The popular acronym WWJD (What Would Jesus Do) that serves to remind Christians to be Christ-like serves a similar role as the collection of hadiths that record how Prophet Muhammed lived, what and how he performed his daily task and what he said and how he imported his words.

Even with our strong Islamic stance against pictures and images of our dearly beloved Prophet, can we as followers of Muhammed find anything in his exemplary life or in the Holy Qur’an that condones the emotional and violent reactions that we are witnessing in the news that are being carried out by Muslims? The answer is an emphatic NO!

Prophet Muhammed faced great opposition from his enemies. Some rulers with whom he sought out to establish treaties with would not recognize Muhammed’s title as “Messenger of Allah” even though they accepted 100% the terms of the treaty.
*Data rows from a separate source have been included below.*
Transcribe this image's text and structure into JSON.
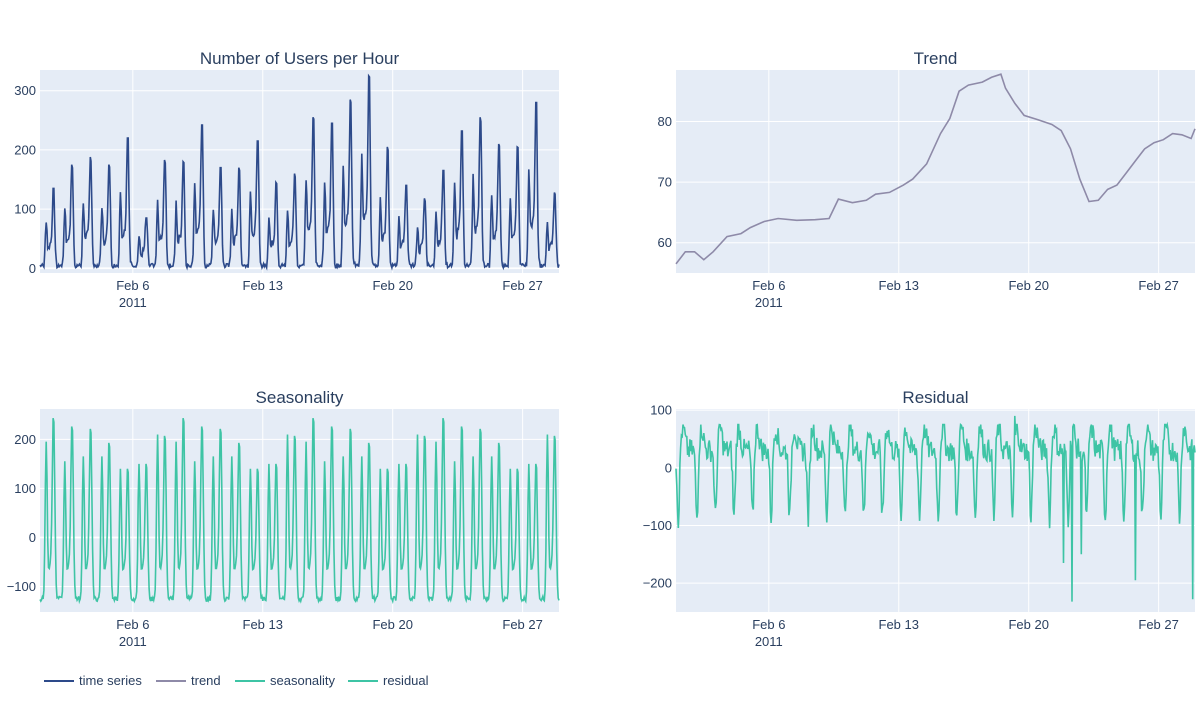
{
  "colors": {
    "plot_bg": "#e5ecf6",
    "grid": "#ffffff",
    "text": "#2a3f5f",
    "time_series": "#2d4a8a",
    "trend": "#8e8aa8",
    "seasonality": "#3ec4a5",
    "residual": "#3ec4a5"
  },
  "legend": {
    "placement": "bottom-left",
    "items": [
      {
        "label": "time series",
        "color_key": "time_series"
      },
      {
        "label": "trend",
        "color_key": "trend"
      },
      {
        "label": "seasonality",
        "color_key": "seasonality"
      },
      {
        "label": "residual",
        "color_key": "residual"
      }
    ]
  },
  "chart_data": [
    {
      "id": "timeseries",
      "type": "line",
      "title": "Number of Users per Hour",
      "series_key": "time_series",
      "x_range": [
        "2011-02-01",
        "2011-02-28 23:00"
      ],
      "ylim": [
        -8,
        335
      ],
      "y_ticks": [
        0,
        100,
        200,
        300
      ],
      "x_ticks": [
        {
          "date": "2011-02-06",
          "label": "Feb 6",
          "sub": "2011"
        },
        {
          "date": "2011-02-13",
          "label": "Feb 13",
          "sub": ""
        },
        {
          "date": "2011-02-20",
          "label": "Feb 20",
          "sub": ""
        },
        {
          "date": "2011-02-27",
          "label": "Feb 27",
          "sub": ""
        }
      ],
      "daily_peaks": [
        {
          "date": "2011-02-01",
          "peak": 135
        },
        {
          "date": "2011-02-02",
          "peak": 175
        },
        {
          "date": "2011-02-03",
          "peak": 188
        },
        {
          "date": "2011-02-04",
          "peak": 175
        },
        {
          "date": "2011-02-05",
          "peak": 220
        },
        {
          "date": "2011-02-06",
          "peak": 85
        },
        {
          "date": "2011-02-07",
          "peak": 183
        },
        {
          "date": "2011-02-08",
          "peak": 180
        },
        {
          "date": "2011-02-09",
          "peak": 242
        },
        {
          "date": "2011-02-10",
          "peak": 170
        },
        {
          "date": "2011-02-11",
          "peak": 170
        },
        {
          "date": "2011-02-12",
          "peak": 215
        },
        {
          "date": "2011-02-13",
          "peak": 145
        },
        {
          "date": "2011-02-14",
          "peak": 160
        },
        {
          "date": "2011-02-15",
          "peak": 255
        },
        {
          "date": "2011-02-16",
          "peak": 245
        },
        {
          "date": "2011-02-17",
          "peak": 285
        },
        {
          "date": "2011-02-18",
          "peak": 325
        },
        {
          "date": "2011-02-19",
          "peak": 205
        },
        {
          "date": "2011-02-20",
          "peak": 140
        },
        {
          "date": "2011-02-21",
          "peak": 118
        },
        {
          "date": "2011-02-22",
          "peak": 165
        },
        {
          "date": "2011-02-23",
          "peak": 232
        },
        {
          "date": "2011-02-24",
          "peak": 255
        },
        {
          "date": "2011-02-25",
          "peak": 210
        },
        {
          "date": "2011-02-26",
          "peak": 205
        },
        {
          "date": "2011-02-27",
          "peak": 280
        },
        {
          "date": "2011-02-28",
          "peak": 128
        }
      ]
    },
    {
      "id": "trend",
      "type": "line",
      "title": "Trend",
      "series_key": "trend",
      "x_range": [
        "2011-02-01",
        "2011-02-28 23:00"
      ],
      "ylim": [
        55,
        88.5
      ],
      "y_ticks": [
        60,
        70,
        80
      ],
      "x_ticks": [
        {
          "date": "2011-02-06",
          "label": "Feb 6",
          "sub": "2011"
        },
        {
          "date": "2011-02-13",
          "label": "Feb 13",
          "sub": ""
        },
        {
          "date": "2011-02-20",
          "label": "Feb 20",
          "sub": ""
        },
        {
          "date": "2011-02-27",
          "label": "Feb 27",
          "sub": ""
        }
      ],
      "points": [
        {
          "t": "2011-02-01 00:00",
          "y": 56.5
        },
        {
          "t": "2011-02-01 12:00",
          "y": 58.5
        },
        {
          "t": "2011-02-02 00:00",
          "y": 58.5
        },
        {
          "t": "2011-02-02 12:00",
          "y": 57.2
        },
        {
          "t": "2011-02-03 00:00",
          "y": 58.5
        },
        {
          "t": "2011-02-03 18:00",
          "y": 61.0
        },
        {
          "t": "2011-02-04 12:00",
          "y": 61.5
        },
        {
          "t": "2011-02-05 00:00",
          "y": 62.5
        },
        {
          "t": "2011-02-05 18:00",
          "y": 63.5
        },
        {
          "t": "2011-02-06 12:00",
          "y": 64.0
        },
        {
          "t": "2011-02-07 12:00",
          "y": 63.7
        },
        {
          "t": "2011-02-08 12:00",
          "y": 63.8
        },
        {
          "t": "2011-02-09 06:00",
          "y": 64.0
        },
        {
          "t": "2011-02-09 18:00",
          "y": 67.2
        },
        {
          "t": "2011-02-10 12:00",
          "y": 66.6
        },
        {
          "t": "2011-02-11 06:00",
          "y": 67.0
        },
        {
          "t": "2011-02-11 18:00",
          "y": 68.0
        },
        {
          "t": "2011-02-12 12:00",
          "y": 68.3
        },
        {
          "t": "2011-02-13 06:00",
          "y": 69.5
        },
        {
          "t": "2011-02-13 18:00",
          "y": 70.5
        },
        {
          "t": "2011-02-14 12:00",
          "y": 73.0
        },
        {
          "t": "2011-02-15 06:00",
          "y": 78.0
        },
        {
          "t": "2011-02-15 18:00",
          "y": 80.5
        },
        {
          "t": "2011-02-16 06:00",
          "y": 85.0
        },
        {
          "t": "2011-02-16 18:00",
          "y": 86.0
        },
        {
          "t": "2011-02-17 12:00",
          "y": 86.5
        },
        {
          "t": "2011-02-18 00:00",
          "y": 87.3
        },
        {
          "t": "2011-02-18 12:00",
          "y": 87.8
        },
        {
          "t": "2011-02-18 18:00",
          "y": 85.5
        },
        {
          "t": "2011-02-19 06:00",
          "y": 83.0
        },
        {
          "t": "2011-02-19 18:00",
          "y": 81.0
        },
        {
          "t": "2011-02-20 12:00",
          "y": 80.3
        },
        {
          "t": "2011-02-21 06:00",
          "y": 79.5
        },
        {
          "t": "2011-02-21 18:00",
          "y": 78.5
        },
        {
          "t": "2011-02-22 06:00",
          "y": 75.5
        },
        {
          "t": "2011-02-22 18:00",
          "y": 70.5
        },
        {
          "t": "2011-02-23 06:00",
          "y": 66.8
        },
        {
          "t": "2011-02-23 18:00",
          "y": 67.0
        },
        {
          "t": "2011-02-24 06:00",
          "y": 68.8
        },
        {
          "t": "2011-02-24 18:00",
          "y": 69.5
        },
        {
          "t": "2011-02-25 06:00",
          "y": 71.5
        },
        {
          "t": "2011-02-25 18:00",
          "y": 73.5
        },
        {
          "t": "2011-02-26 06:00",
          "y": 75.5
        },
        {
          "t": "2011-02-26 18:00",
          "y": 76.5
        },
        {
          "t": "2011-02-27 06:00",
          "y": 77.0
        },
        {
          "t": "2011-02-27 18:00",
          "y": 78.0
        },
        {
          "t": "2011-02-28 06:00",
          "y": 77.8
        },
        {
          "t": "2011-02-28 18:00",
          "y": 77.2
        },
        {
          "t": "2011-02-28 23:00",
          "y": 78.8
        }
      ]
    },
    {
      "id": "seasonality",
      "type": "line",
      "title": "Seasonality",
      "series_key": "seasonality",
      "x_range": [
        "2011-02-01",
        "2011-02-28 23:00"
      ],
      "ylim": [
        -152,
        262
      ],
      "y_ticks": [
        -100,
        0,
        100,
        200
      ],
      "x_ticks": [
        {
          "date": "2011-02-06",
          "label": "Feb 6",
          "sub": "2011"
        },
        {
          "date": "2011-02-13",
          "label": "Feb 13",
          "sub": ""
        },
        {
          "date": "2011-02-20",
          "label": "Feb 20",
          "sub": ""
        },
        {
          "date": "2011-02-27",
          "label": "Feb 27",
          "sub": ""
        }
      ],
      "period_days": 7,
      "weekly_peaks": [
        {
          "day": "Tue",
          "morning": 190,
          "evening": 248,
          "trough": -130
        },
        {
          "day": "Wed",
          "morning": 150,
          "evening": 230,
          "trough": -130
        },
        {
          "day": "Thu",
          "morning": 160,
          "evening": 225,
          "trough": -130
        },
        {
          "day": "Fri",
          "morning": 160,
          "evening": 195,
          "trough": -130
        },
        {
          "day": "Sat",
          "morning": 135,
          "evening": 140,
          "trough": -130
        },
        {
          "day": "Sun",
          "morning": 150,
          "evening": 150,
          "trough": -130
        },
        {
          "day": "Mon",
          "morning": 205,
          "evening": 210,
          "trough": -130
        }
      ]
    },
    {
      "id": "residual",
      "type": "line",
      "title": "Residual",
      "series_key": "residual",
      "x_range": [
        "2011-02-01",
        "2011-02-28 23:00"
      ],
      "ylim": [
        -250,
        102
      ],
      "y_ticks": [
        -200,
        -100,
        0,
        100
      ],
      "x_ticks": [
        {
          "date": "2011-02-06",
          "label": "Feb 6",
          "sub": "2011"
        },
        {
          "date": "2011-02-13",
          "label": "Feb 13",
          "sub": ""
        },
        {
          "date": "2011-02-20",
          "label": "Feb 20",
          "sub": ""
        },
        {
          "date": "2011-02-27",
          "label": "Feb 27",
          "sub": ""
        }
      ],
      "typical_range": [
        -140,
        75
      ],
      "notable_points": [
        {
          "t": "2011-02-19 06:00",
          "y": 90
        },
        {
          "t": "2011-02-21 21:00",
          "y": -165
        },
        {
          "t": "2011-02-22 08:00",
          "y": -232
        },
        {
          "t": "2011-02-22 20:00",
          "y": -150
        },
        {
          "t": "2011-02-25 18:00",
          "y": -195
        },
        {
          "t": "2011-02-28 20:00",
          "y": -228
        }
      ]
    }
  ]
}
As these rulers signed their names to the treaty, they would scratch out Muhammed’s title of “Messenger of Allah.” When the ambassadors returned with the altered treaty Prophet Muhammed did not get angry or upset; instead he accepted the treaty as altered.

We pray that Muslims will remember Prophet Muhammed as we encounter such errant depictions of Islam and our beloved Prophet and that we remember that Allah has ordered us to forgive, even when we are angry.

It is at this time that we as Muslims need to remember one of the strongest messages that Prophet Muhammed ever related to his companions, words that he repeated three times, “Do not become angry.”